Baron Rothschild, a nobleman from the Rothschild family was attributed to have once said that “buy when there is blood in the streets“. The quote has gone down the history books as the heart of contrarian investing.
As the markets turn more bearish on the EURUSD, what with institutional banks now talking about revising their longer term forecasts for EURUSD to reach parity (where 1 Euro = 1 US Dollar), this week’s economic releases might just turn the gears on the bearish EURUSD declines which we have seen in the past few months.
European Court of Justice ruling on ECB’s OMT
The first risk comes from Europe, in terms of the European Court of Justice ruling on the ECB’s previous bond buying program, the OMT or Outright Monetary Transactions. At the core of the ruling is the question on the legality of the European Central Bank to dip its hands into purchasing sovereign bond purchases and thus questioning its mandate. The German Constitutional Court as was previously tasked with the issue which then passed it over to the ECJ or the European Court of Justice, which is expected to weigh its thoughts on the issue of bond purchases on 14th January.
A ruling terming it illegal or outside the bounds of the ECB’s mandate could mean that Draghi and team will have to circumvent the legal obstacles in order to find alternatives to direct purchases of the Eurozone sovereign bonds.
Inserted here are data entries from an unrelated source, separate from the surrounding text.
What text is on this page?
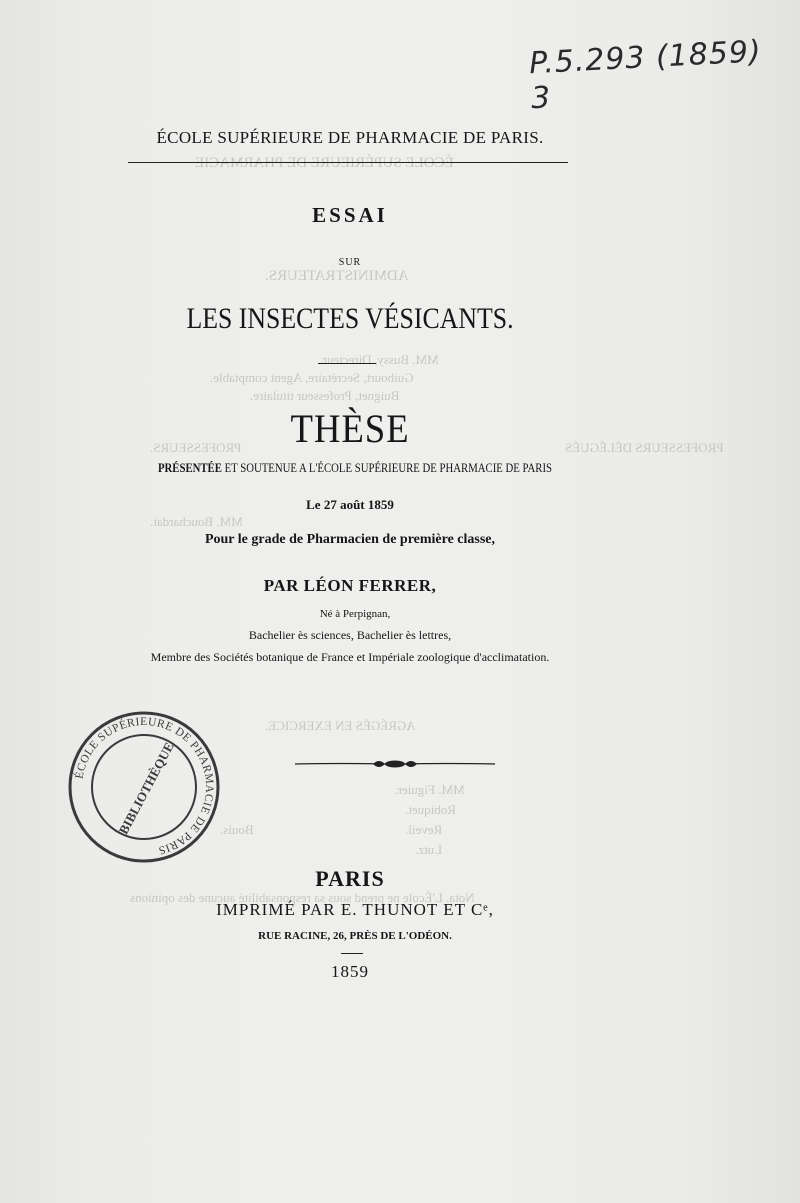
ÉCOLE SUPÉRIEURE DE PHARMACIE
ADMINISTRATEURS.
MM. Bussy, Directeur.
Guibourt, Secrétaire, Agent comptable.
Buignet, Professeur titulaire.
PROFESSEURS DÉLÉGUÉS
PROFESSEURS.
MM. Bouchardat.
AGRÉGÉS EN EXERCICE.
MM. Figuier.
Robiquet.
Reveil.
Lutz.
Bouis.
Nota. L'École ne prend sous sa responsabilité aucune des opinions
P.5.293 (1859) 3
ÉCOLE SUPÉRIEURE DE PHARMACIE DE PARIS.
ESSAI
SUR
LES INSECTES VÉSICANTS.
THÈSE
PRÉSENTÉE ET SOUTENUE A L'ÉCOLE SUPÉRIEURE DE PHARMACIE DE PARIS
Le 27 août 1859
Pour le grade de Pharmacien de première classe,
PAR LÉON FERRER,
Né à Perpignan,
Bachelier ès sciences, Bachelier ès lettres,
Membre des Sociétés botanique de France et Impériale zoologique d'acclimatation.
ÉCOLE SUPÉRIEURE DE PHARMACIE DE PARIS
BIBLIOTHÈQUE
PARIS
IMPRIMÉ PAR E. THUNOT ET Cᵉ,
RUE RACINE, 26, PRÈS DE L'ODÉON.
1859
Whereas should the ECJ rule the OMT as legal and within the ECB’s mandate, expect the QE to be a done deal with absolute certainty.
It is therefore obvious to note that the outcome of the court ruling could swing the EURUSD either ways.
Come Friday and the US Bureau of Labor Statistics will be releasing the December CPI numbers. Consensus points to a negative dip of -0.3% on the headline CPI. So far, the US Dollar’s rally has been largely due to speculative bets on the Federal Reserve’s interest rate hikes, one that was kicked further down the road after April 2015, as revealed by the December FOMC meeting minutes.
A negative inflation print will most likely raise some alarm bells, especially considering that inflation has largely slowed down since the past couple of months, while at one point, CPI dipped to -0.2% for the month of September 2014.
A negative inflation reading will likely see a shift to a cautious approach to long positions in the Greenback as investors start to pause back and weigh the data in the larger perspective.
Technically, the EURUSD closed Friday in a bullish engulfing candlestick pattern with a large down gap pending near the 1.20 level, a psychological support level that was broken quickly followed by a rapid decline making it clear that a retest of this broken support will happen sooner than later.
Adding the technical and fundamental events together, it is well possible that we could potentially see a rebound in the EURUSD this week, should the fundamentals show any inclination of the risks outlined to the currency pair.